A committee advanced the same-sex marriage bill late this afternoon, but the sponsor acknowledged she did not have enough votes to win approval on the Senate floor.
Sen. Heather Steans, D-Chicago, dismissed a question on whether she ever had a solid 30 votes lined up to pass the legislation. "Oh, no, no, no," Steans said. "We really did have the votes. We were just missing members today."
Such are the political dynamics of a lame-duck session in Springfield: some lawmakers who are in their final days of service don't show up to work, making it difficult to pass tough legislation.
The Senate’s failure to take a final vote also came after a furious lobbying pushback by the Catholic Conference of Illinois and Cardinal Francis George.

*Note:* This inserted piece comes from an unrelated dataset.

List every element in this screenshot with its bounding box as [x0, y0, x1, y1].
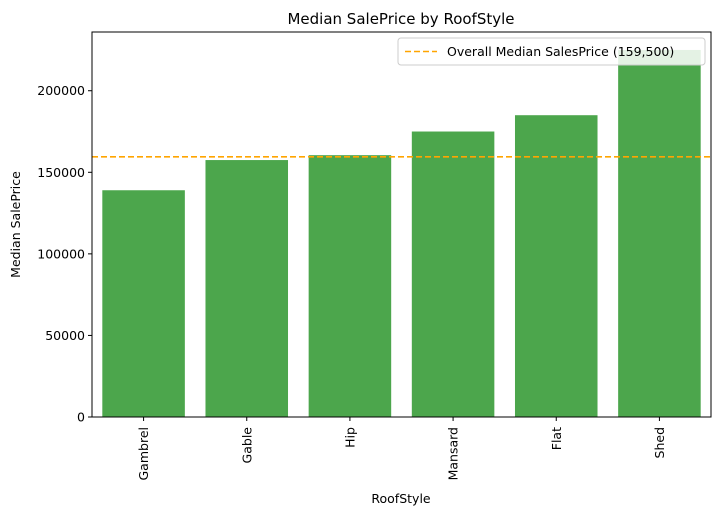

The Senate Executive Committee advanced the measure on an 8-5 vote following a lengthy debate that featured testimony from both sides of the issue.
"It's not often that we really have a chance in this chamber to be taking a look at something providing a basic civil right and advancing fairness," said sponsoring Sen. Steans. "Same-sex couples want to marry for the same reasons we all do--for commitment, family, mutual responsibility.
Steans said gay couples have suffered from the 2nd-class status. Underscoring Steans' point was emotional testimony from Mercedes Santos and Theresa Volpe, a lesbian couple from Rogers Park who got a civil union in Illinois.
"Right now, we are in a civil union, but it is not enough," testified Theresa Volpe.
Springfield Catholic Bishop Thomas John Paprocki testified against the proposal, saying, "It would radically redefine what marriage is for everybody." He maintained the "natural family" is undermined by the legislation.
"Neither two men nor two women can possibly form a marriage," Paprocki said. "Our law would be wrong if it said that they could.
"The basic structure of marriage as the exclusive and lasting relationship of a man and a woman, committed to a life with the potential of having children, is given to us in human nature, and thus by nature's God," Paprocki said.
At the same time, an effort to ban semi-automatic assault weapons and large-capacity ammunition magazines --- backed by Chicago Mayor Rahm Emanuel --- also lacked the votes needed for passage. Opponents argued the measure was too broad and unworkable.
With no action on those two controversial issues, senators were preparing to return home. A final day of the Senate’s lame-duck session remains an option for Tuesday, the day before the next General Assembly is inaugurated. But that could depend on whether the House takes any action. House members are scheduled to be in Springfield from Sunday through Tuesday.